# Are p values produced by p.adjust(method="fdr") actually probabilities?

I've been trying to clarify for myself how to interpret the p values produced by p.adjust with method="fdr/BH".

I'm aware of this question: https://stackoverflow.com/questions/10323817/r-unexpected-results-from-p-adjust-fdr and Multiple hypothesis testing with FDR in R - FDRtool and p.adjust and other similar discussions online, e.g. https://support.bioconductor.org/p/49864/

However, from this it's not clear how to interpret the values produced. It seems like the values this method produces are not really probabilities anymore - as are the case with other 'adjusted' p values, e.g. via Holm method. Rather, it's that if choose to reject null hypotheses where the p_fdr < X, then we are maintaining a false discovery rate < X. Is this the correct interpretation?
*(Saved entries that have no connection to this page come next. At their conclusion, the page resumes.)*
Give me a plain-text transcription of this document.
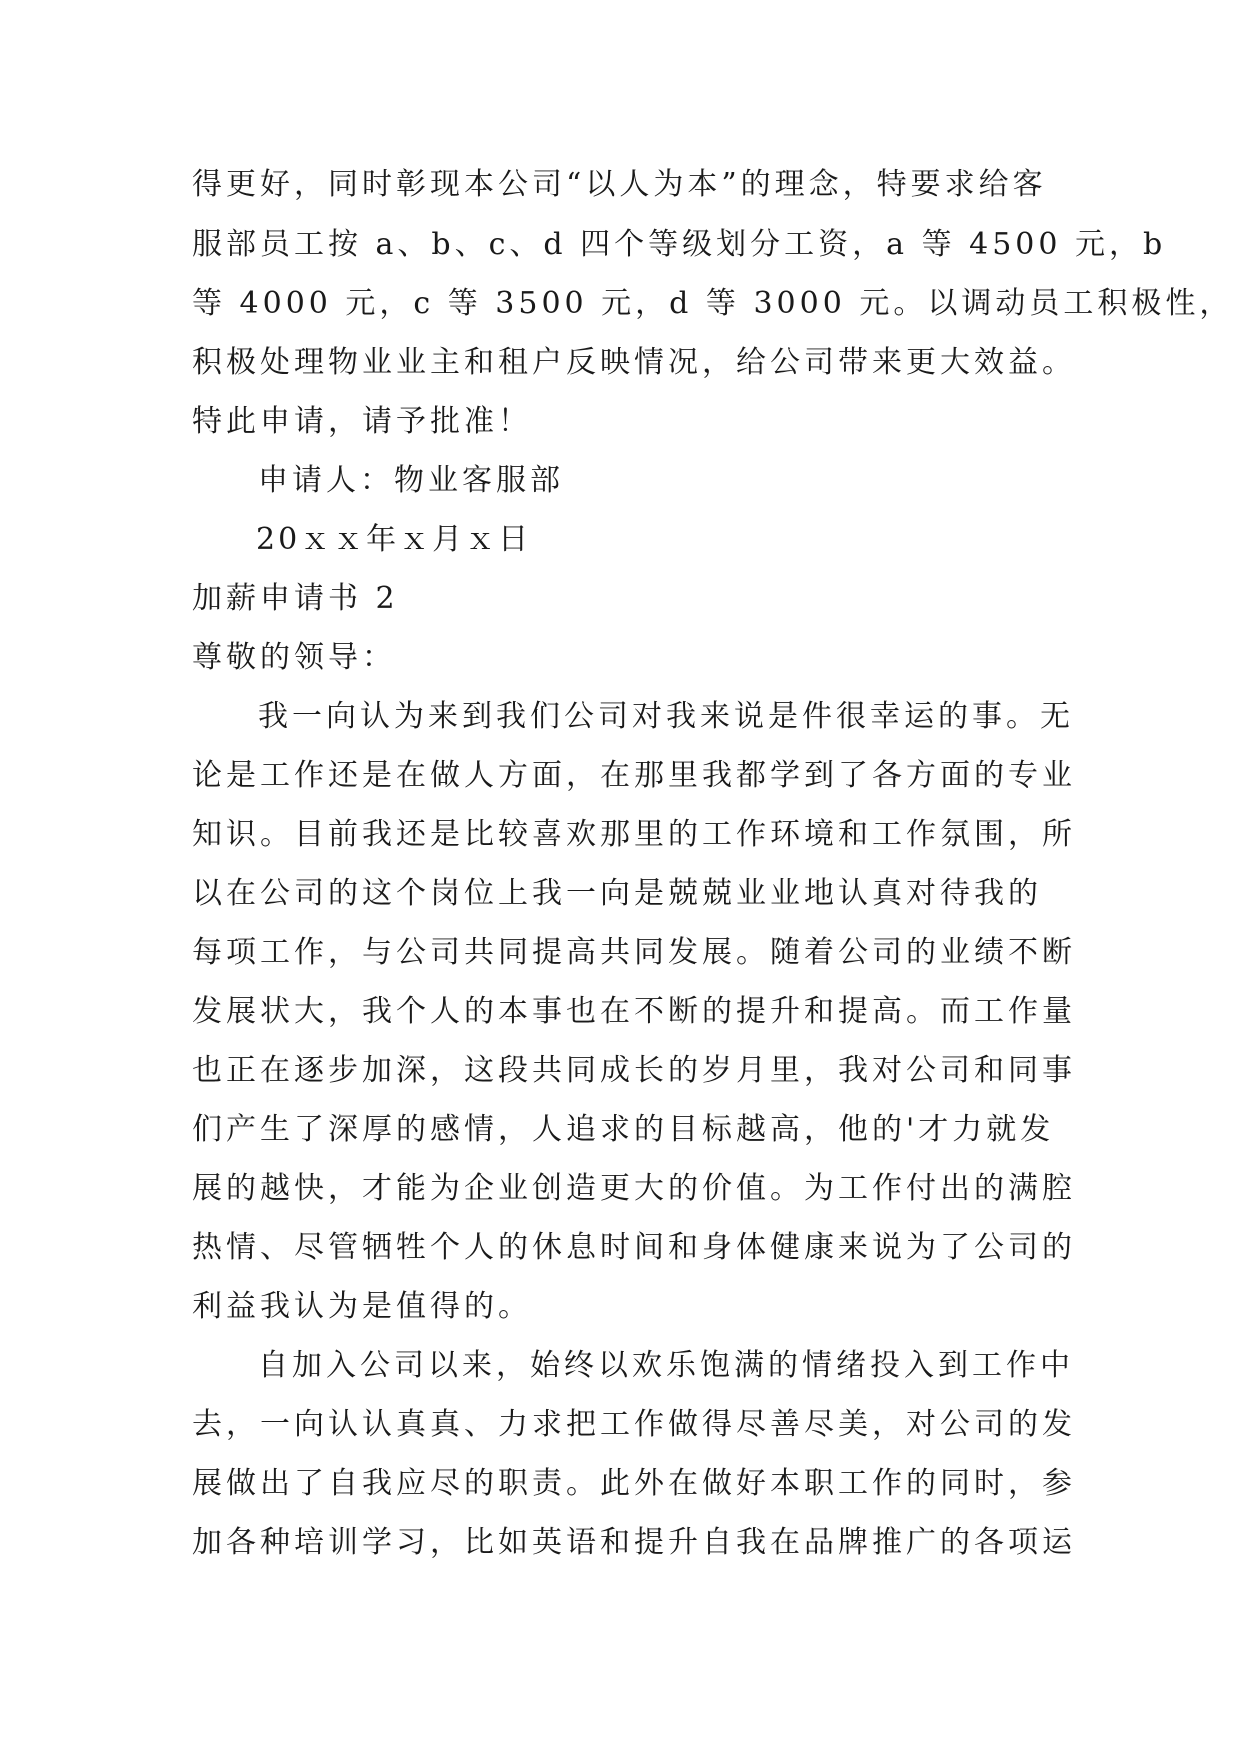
得更好，同时彰现本公司“以人为本”的理念，特要求给客
服部员工按 a、b、c、d 四个等级划分工资，a 等 4500 元，b
等 4000 元，c 等 3500 元，d 等 3000 元。以调动员工积极性，
积极处理物业业主和租户反映情况，给公司带来更大效益。
特此申请，请予批准！
申请人：物业客服部
20ｘｘ年ｘ月ｘ日
加薪申请书 2
尊敬的领导：
我一向认为来到我们公司对我来说是件很幸运的事。无
论是工作还是在做人方面，在那里我都学到了各方面的专业
知识。目前我还是比较喜欢那里的工作环境和工作氛围，所
以在公司的这个岗位上我一向是兢兢业业地认真对待我的
每项工作，与公司共同提高共同发展。随着公司的业绩不断
发展状大，我个人的本事也在不断的提升和提高。而工作量
也正在逐步加深，这段共同成长的岁月里，我对公司和同事
们产生了深厚的感情，人追求的目标越高，他的'才力就发
展的越快，才能为企业创造更大的价值。为工作付出的满腔
热情、尽管牺牲个人的休息时间和身体健康来说为了公司的
利益我认为是值得的。
自加入公司以来，始终以欢乐饱满的情绪投入到工作中
去，一向认认真真、力求把工作做得尽善尽美，对公司的发
展做出了自我应尽的职责。此外在做好本职工作的同时，参
加各种培训学习，比如英语和提升自我在品牌推广的各项运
• Could you help us understand the implicit distinction you make between a (presumably long term, hypothetical) rate, as in "false discovery rate," and a probability?
– whuber
Dec 12, 2017 at 15:12
• Hmmm. I suppose I'm getting confused because this en.wikipedia.org/wiki/False_discovery_rate#Benjamini–Hochberg_procedure implies the BH procedure controls the familywise FDR rate provided you reject all tests which don't meet the criterion. But I wasn't clear that the values produced then related to a probability for the specific null hypothesis.
– bjw
Dec 13, 2017 at 16:40